WHEN SCHOOL STARTED THIS AUGUST in the Fort Worth—area town of Azle, sophomore Jennifer Smolik was so excited about finally becoming a cheerleader that she didn’t even mind being drug-tested. But her mother, Donna Smolik, was not so happy. Last year, Donna refused to sign a consent form allowing the drug test, and Jennifer was kicked out of the French club in keeping with the Azle Independent School District’s policy that all students who participate in extracurricular activities must agree to be randomly tested. This year Donna gave in and signed the form—attaching a note saying that she was signing “under duress”—but she would not waive the AISD’s liability in the event of a false-positive reading. Jennifer was allowed to join the cheerleading squad, but her mother wasn’t placated: She called the American Civil Liberties Union, which now may challenge the legality of AISD’s testing program in court.

Since 1995, when an Oregon school district’s policy of randomly drug-testing athletes was upheld by the U.S. Supreme Court, districts around the country have instituted random-testing programs. In Texas many districts have such programs in place, from the West Texas town of Post to tiny Redwater near the Arkansas border, but the exact number isn’t known, since no state or local body keeps count. In some districts, only athletes are tested, but in others—Azle among them—the program has been expanded to include all students in all extracurricular activities, from the football team to the honor society. In Azle students are assigned a number, numbers are drawn at random by computer, and students are pulled out of class to give urine samples, which are tested at a local hospital for alcohol and drugs. First-time offenders are given six hours of counseling. Second-time offenders are suspended from their activities for thirty days and given ten hours of counseling. Third-time offenders are kicked out of their activities for the rest of the year.
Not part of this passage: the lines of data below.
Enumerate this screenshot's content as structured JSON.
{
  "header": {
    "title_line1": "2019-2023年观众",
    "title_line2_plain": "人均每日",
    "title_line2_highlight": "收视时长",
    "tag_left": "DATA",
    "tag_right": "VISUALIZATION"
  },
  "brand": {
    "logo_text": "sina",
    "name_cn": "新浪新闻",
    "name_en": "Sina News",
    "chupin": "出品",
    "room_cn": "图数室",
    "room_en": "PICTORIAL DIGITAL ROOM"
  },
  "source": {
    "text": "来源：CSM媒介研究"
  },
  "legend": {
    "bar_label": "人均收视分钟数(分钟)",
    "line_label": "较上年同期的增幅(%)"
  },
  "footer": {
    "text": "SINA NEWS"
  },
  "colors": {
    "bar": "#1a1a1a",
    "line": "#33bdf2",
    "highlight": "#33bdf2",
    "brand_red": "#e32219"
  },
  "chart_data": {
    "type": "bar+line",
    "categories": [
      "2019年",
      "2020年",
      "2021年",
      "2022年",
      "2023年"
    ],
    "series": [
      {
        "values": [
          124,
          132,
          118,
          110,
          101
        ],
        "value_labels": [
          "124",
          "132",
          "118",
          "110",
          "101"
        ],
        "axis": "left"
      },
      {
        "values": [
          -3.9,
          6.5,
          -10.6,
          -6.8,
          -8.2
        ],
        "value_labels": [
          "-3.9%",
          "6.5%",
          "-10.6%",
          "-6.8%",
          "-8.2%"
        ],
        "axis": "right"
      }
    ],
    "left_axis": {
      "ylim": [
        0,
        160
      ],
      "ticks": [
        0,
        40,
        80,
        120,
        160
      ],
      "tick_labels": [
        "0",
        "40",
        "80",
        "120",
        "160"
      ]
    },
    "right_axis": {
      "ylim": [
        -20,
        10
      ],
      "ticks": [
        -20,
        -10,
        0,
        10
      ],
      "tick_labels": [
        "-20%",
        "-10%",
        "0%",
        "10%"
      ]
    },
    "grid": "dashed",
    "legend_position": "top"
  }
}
Jay Jacobson, the executive director of the ACLU of Texas, believes such programs may constitute an unwarranted search, which would violate the Fourth Amendment to the U.S. Constitution, and he is not alone. Earlier this year a federal judge in Amarillo placed a temporary restraining order on the school district in the Panhandle town of Farwell until the court decides whether students can be penalized if they refuse to be drug-tested. Beyond that, Jacobson says, there’s the issue of psychological violation. “Drug testing categorizes people as suspected criminals without any reason,” he says. But the architect of Azle’s testing program, AISD personnel director Dwain Bates, maintains that a great majority of students and parents do like it. “This program is offered as a crutch to kids to help them say no,” says Bates, who explains that its goal is to counteract peer pressure on students by giving them an out: They can now say that because they want to keep playing football or stay in the band, they can’t risk using drugs.

Perhaps. But Donna Smolik believes only suspicious behavior should warrant a drug test. She promises to mount her crusade until the ACLU takes up her case—and beyond. Her neighbors think she should drop it, and even her daughter tells her “not to fight the system, because nothing will change,” she says. “But I have to try.”